You need to understand what it is you can do—how to do it and when to use it. Let us show you.

“Maybe,” I said.

These people and the way they treat you make you sad, but these people, the ones who aren’t like you, what they think doesn’t matter. They don’t deserve to hold this power over you—

“Stop.”

She deleted the message. She didn’t look disappointed or mad or anything. She just stopped typing.

Nico didn’t trust them; that was the thing. Sometimes, the way he talked, it was like he thought that all those people that got killed back then deserved what they got. Sometimes, the way he talked, I wondered if maybe he didn’t trust me either, and I really wanted him to. I wanted him to believe in me. I wanted him to know that whatever side he was on, I was on it too.

“I’m sorry,” I said.

It’s okay.

I looked back at the paper Nico gave me, the one with the questions, but I knew I wouldn’t ask them. I crumpled it and shoved it in my pocket.

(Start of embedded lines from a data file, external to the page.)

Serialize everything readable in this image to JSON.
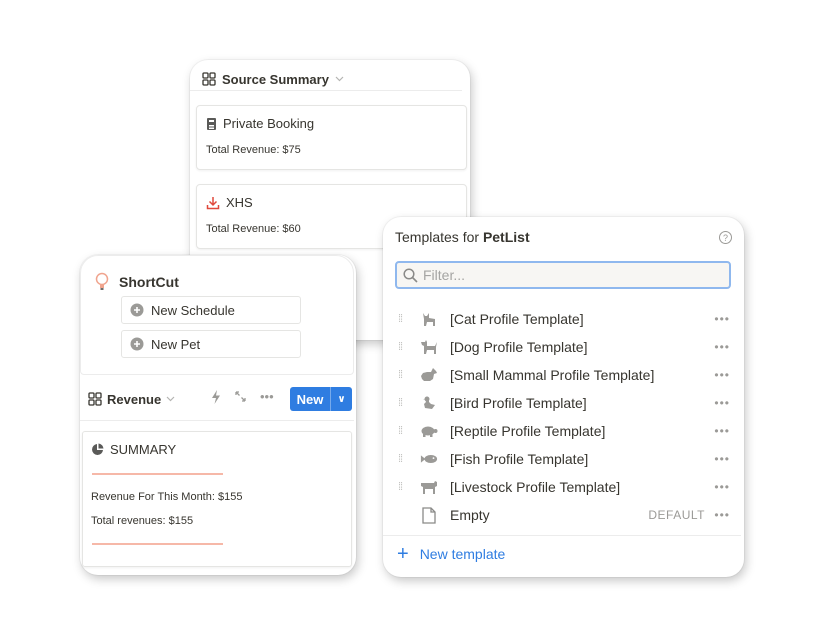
{
  "source_summary": {
    "title": "Source Summary",
    "cards": [
      {
        "icon": "booking-icon",
        "title": "Private Booking",
        "subtitle": "Total Revenue: $75"
      },
      {
        "icon": "download-icon",
        "title": "XHS",
        "subtitle": "Total Revenue: $60"
      }
    ]
  },
  "shortcut": {
    "title": "ShortCut",
    "buttons": [
      {
        "label": "New Schedule"
      },
      {
        "label": "New Pet"
      }
    ]
  },
  "revenue": {
    "view_title": "Revenue",
    "new_label": "New",
    "summary": {
      "title": "SUMMARY",
      "month_line": "Revenue For This Month: $155",
      "total_line": "Total revenues: $155"
    }
  },
  "templates": {
    "header_prefix": "Templates for",
    "header_db": "PetList",
    "filter_placeholder": "Filter...",
    "items": [
      {
        "icon": "cat",
        "label": "[Cat Profile Template]"
      },
      {
        "icon": "dog",
        "label": "[Dog Profile Template]"
      },
      {
        "icon": "rabbit",
        "label": "[Small Mammal Profile Template]"
      },
      {
        "icon": "bird",
        "label": "[Bird Profile Template]"
      },
      {
        "icon": "turtle",
        "label": "[Reptile Profile Template]"
      },
      {
        "icon": "fish",
        "label": "[Fish Profile Template]"
      },
      {
        "icon": "cow",
        "label": "[Livestock Profile Template]"
      }
    ],
    "empty_item": {
      "label": "Empty",
      "badge": "DEFAULT"
    },
    "new_template_label": "New template"
  },
  "colors": {
    "accent_blue": "#2f7de1",
    "summary_accent": "#f6b8a8",
    "xhs_red": "#e0483b"
  }
}
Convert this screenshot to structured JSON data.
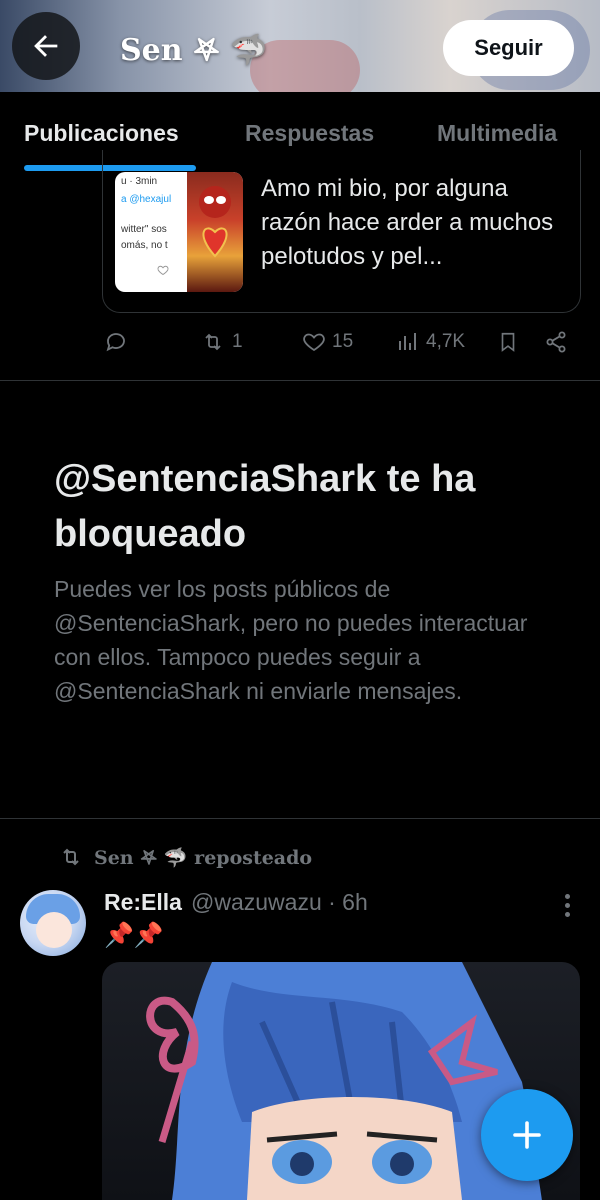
{
  "header": {
    "title": "Sen 𖤐 🦈",
    "follow_label": "Seguir"
  },
  "tabs": [
    {
      "label": "Publicaciones",
      "active": true
    },
    {
      "label": "Respuestas",
      "active": false
    },
    {
      "label": "Multimedia",
      "active": false
    }
  ],
  "quoted_post": {
    "thumb_time": "u · 3min",
    "thumb_mention": "a @hexajul",
    "thumb_line1": "witter\" sos",
    "thumb_line2": "omás, no t",
    "text": "Amo mi bio, por alguna razón hace arder a muchos pelotudos y pel..."
  },
  "actions": {
    "reposts": "1",
    "likes": "15",
    "views": "4,7K"
  },
  "blocked_notice": {
    "title": "@SentenciaShark te ha bloqueado",
    "description": "Puedes ver los posts públicos de @SentenciaShark, pero no puedes interactuar con ellos. Tampoco puedes seguir a @SentenciaShark ni enviarle mensajes."
  },
  "repost": {
    "label": "Sen 𖤐 🦈 reposteado"
  },
  "post": {
    "author": "Re:Ella",
    "handle": "@wazuwazu · 6h",
    "body": "📌📌"
  },
  "colors": {
    "accent": "#1d9bf0",
    "background": "#000000",
    "text_primary": "#e7e9ea",
    "text_secondary": "#71767b",
    "border": "#2f3336"
  },
  "icons": {
    "back": "arrow-left-icon",
    "reply": "comment-icon",
    "repost": "repost-icon",
    "like": "heart-icon",
    "views": "bar-chart-icon",
    "bookmark": "bookmark-icon",
    "share": "share-icon",
    "more": "more-vertical-icon",
    "compose": "plus-icon"
  }
}
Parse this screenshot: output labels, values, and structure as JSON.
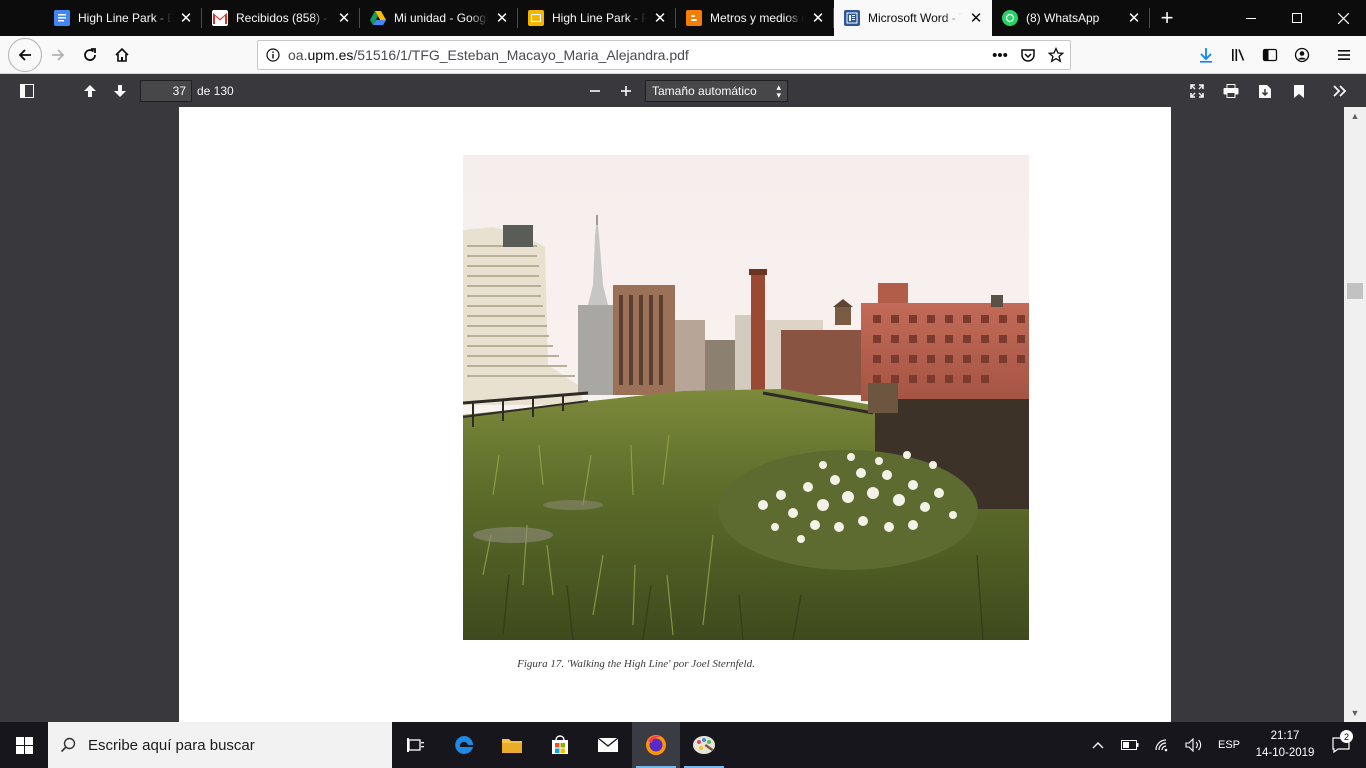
{
  "browser": {
    "tabs": [
      {
        "title": "High Line Park - D",
        "favicon_color": "#4285f4",
        "favicon": "docs-icon",
        "active": false
      },
      {
        "title": "Recibidos (858) - n",
        "favicon_color": "#ffffff",
        "favicon": "gmail-icon",
        "active": false
      },
      {
        "title": "Mi unidad - Googl",
        "favicon_color": "#ffffff",
        "favicon": "drive-icon",
        "active": false
      },
      {
        "title": "High Line Park - P",
        "favicon_color": "#f4b400",
        "favicon": "slides-icon",
        "active": false
      },
      {
        "title": "Metros y medios d",
        "favicon_color": "#f57d00",
        "favicon": "blogger-icon",
        "active": false
      },
      {
        "title": "Microsoft Word - T",
        "favicon_color": "#2b579a",
        "favicon": "document-icon",
        "active": true
      },
      {
        "title": "(8) WhatsApp",
        "favicon_color": "#25d366",
        "favicon": "whatsapp-icon",
        "active": false
      }
    ],
    "url_prefix": "oa.",
    "url_host": "upm.es",
    "url_path": "/51516/1/TFG_Esteban_Macayo_Maria_Alejandra.pdf"
  },
  "pdf_toolbar": {
    "page_number": "37",
    "page_total": "de 130",
    "zoom_label": "Tamaño automático"
  },
  "document": {
    "caption": "Figura 17. 'Walking the High Line' por Joel Sternfeld."
  },
  "taskbar": {
    "search_placeholder": "Escribe aquí para buscar",
    "language": "ESP",
    "time": "21:17",
    "date": "14-10-2019",
    "notification_count": "2"
  },
  "colors": {
    "tab_strip": "#0c0c0d",
    "pdf_toolbar": "#38383d",
    "accent_blue": "#0a84ff"
  }
}
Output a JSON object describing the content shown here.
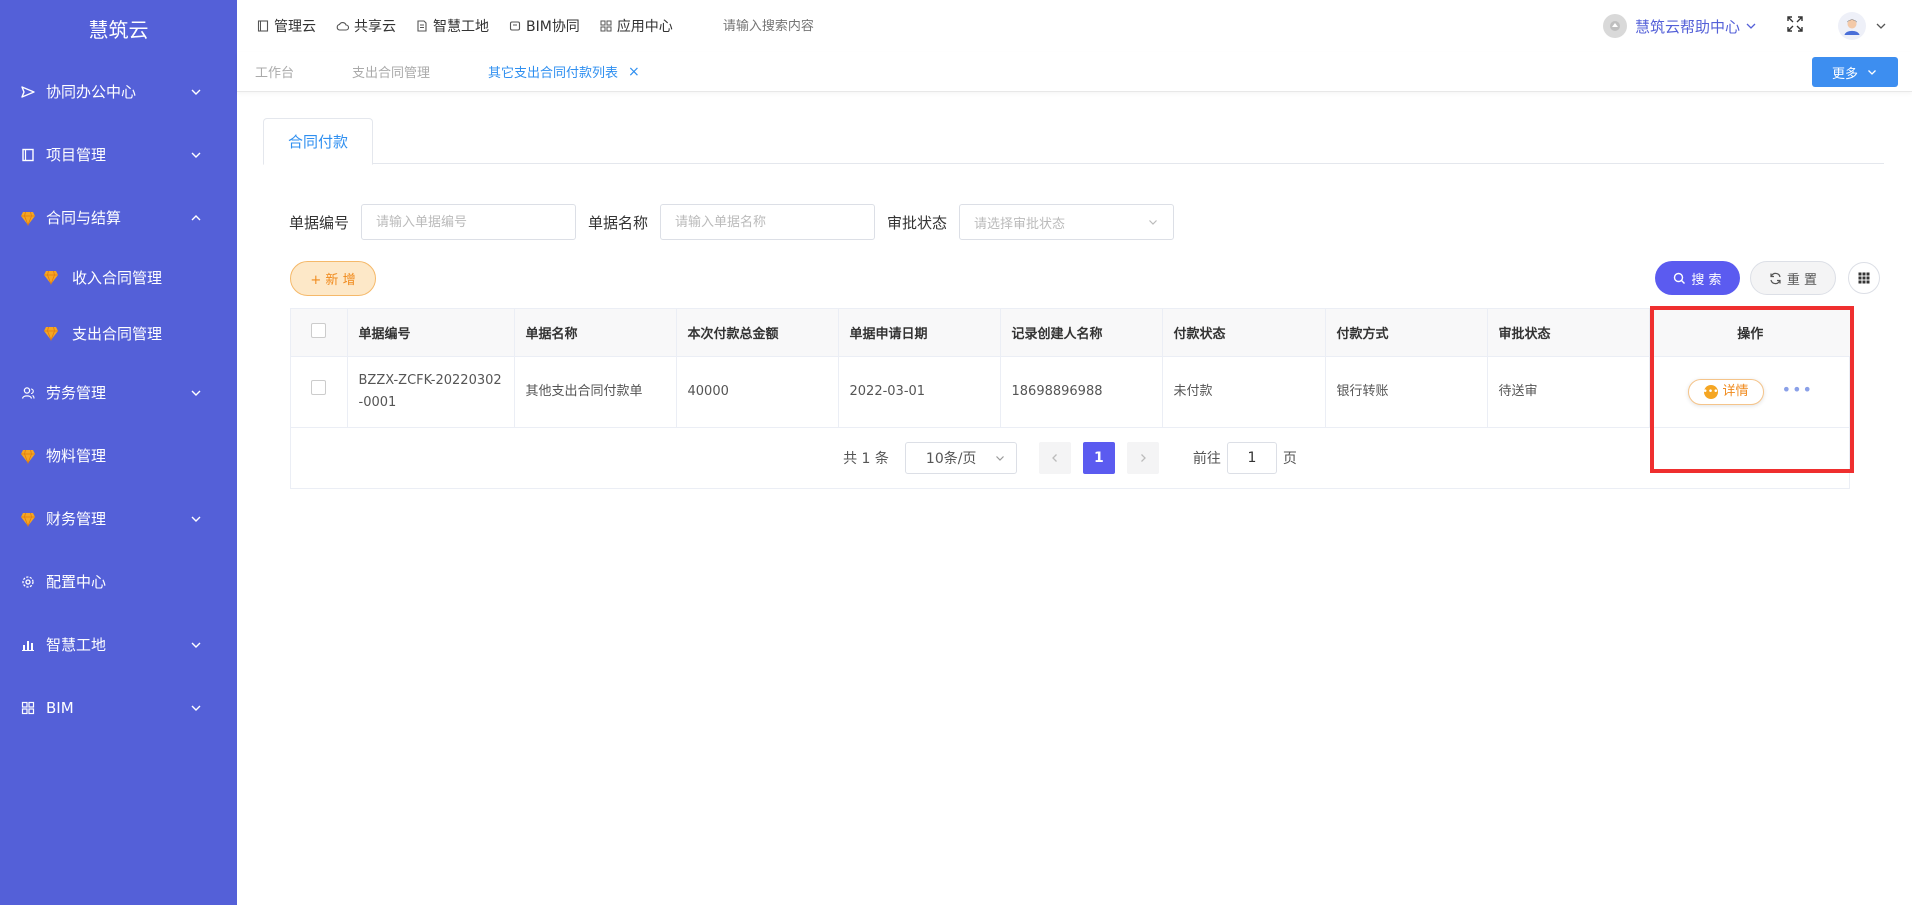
{
  "sidebar": {
    "brand": "慧筑云",
    "items": [
      {
        "label": "协同办公中心",
        "icon": "send-icon",
        "has_chevron": true,
        "expanded": false
      },
      {
        "label": "项目管理",
        "icon": "book-icon",
        "has_chevron": true,
        "expanded": false
      },
      {
        "label": "合同与结算",
        "icon": "diamond-icon",
        "has_chevron": true,
        "expanded": true
      },
      {
        "label": "劳务管理",
        "icon": "user-group-icon",
        "has_chevron": true,
        "expanded": false
      },
      {
        "label": "物料管理",
        "icon": "diamond-icon",
        "has_chevron": false,
        "expanded": false
      },
      {
        "label": "财务管理",
        "icon": "diamond-icon",
        "has_chevron": true,
        "expanded": false
      },
      {
        "label": "配置中心",
        "icon": "gear-icon",
        "has_chevron": false,
        "expanded": false
      },
      {
        "label": "智慧工地",
        "icon": "bar-chart-icon",
        "has_chevron": true,
        "expanded": false
      },
      {
        "label": "BIM",
        "icon": "grid-icon",
        "has_chevron": true,
        "expanded": false
      }
    ],
    "subitems": [
      {
        "label": "收入合同管理",
        "icon": "diamond-icon"
      },
      {
        "label": "支出合同管理",
        "icon": "diamond-icon"
      }
    ]
  },
  "topbar": {
    "nav": [
      {
        "label": "管理云",
        "icon": "book-icon"
      },
      {
        "label": "共享云",
        "icon": "cloud-icon"
      },
      {
        "label": "智慧工地",
        "icon": "document-icon"
      },
      {
        "label": "BIM协同",
        "icon": "cube-icon"
      },
      {
        "label": "应用中心",
        "icon": "grid-icon"
      }
    ],
    "search_placeholder": "请输入搜索内容",
    "help_label": "慧筑云帮助中心"
  },
  "tabs": [
    {
      "label": "工作台",
      "active": false
    },
    {
      "label": "支出合同管理",
      "active": false
    },
    {
      "label": "其它支出合同付款列表",
      "active": true
    }
  ],
  "more_label": "更多",
  "card_tab_label": "合同付款",
  "filters": {
    "bill_no_label": "单据编号",
    "bill_no_placeholder": "请输入单据编号",
    "bill_name_label": "单据名称",
    "bill_name_placeholder": "请输入单据名称",
    "status_label": "审批状态",
    "status_placeholder": "请选择审批状态"
  },
  "buttons": {
    "add": "+ 新 增",
    "search": "搜 索",
    "reset": "重 置"
  },
  "table": {
    "columns": [
      "单据编号",
      "单据名称",
      "本次付款总金额",
      "单据申请日期",
      "记录创建人名称",
      "付款状态",
      "付款方式",
      "审批状态",
      "操作"
    ],
    "rows": [
      {
        "bill_no": "BZZX-ZCFK-20220302-0001",
        "bill_name": "其他支出合同付款单",
        "amount": "40000",
        "date": "2022-03-01",
        "creator": "18698896988",
        "pay_status": "未付款",
        "pay_method": "银行转账",
        "approval_status": "待送审",
        "action_label": "详情"
      }
    ]
  },
  "pagination": {
    "total": "共 1 条",
    "page_size": "10条/页",
    "current_page": "1",
    "goto_label": "前往",
    "goto_value": "1",
    "page_unit": "页"
  },
  "colors": {
    "sidebar_bg": "#5460d8",
    "accent": "#2f8ff0",
    "primary_button": "#5b5bf0",
    "highlight": "#ef2f2f"
  }
}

“Is the city really going to burn?” I asked. Her eyes got very serious.

Yes.

“Why? How?”

Meet with us and you’ll get your answer.

As I read the words, a bad feeling came over me. I started feeling really dizzy, so bad it made me sick to my stomach a little.

“I can’t …”

If you don’t, she’ll be forced to—

I practically jumped out of my skin as a loud popping noise went off right near my head. At the same exact time, one of her eyes blew up. It just blew apart and caved in, leaving a big red hole behind. Her whole body jerked on the bed, and the eye she had left rolled in the socket, looking off at a weird angle.

The tablet slipped out of her hand and clattered onto the floor. She slumped back onto the pillow, and the machine she was hooked up to was beeping over and over. Someone was shouting from down the hall. A puff of smoke was rising from a spot in front of the bed.

I was still trying to figure out what the heck just happened when the IV rack next to the bed shook all by itself, then tipped over and crashed onto the floor. When I looked over, I saw the air ripple there, just for a second. For just a second, I saw a guy standing there. He was bald, and his skin was gray. His eyes glowed a dull yellowish color, and for that quick flash, they were staring right at me. He moved, and I saw a gun in his hand before the air flickered again, and he was gone.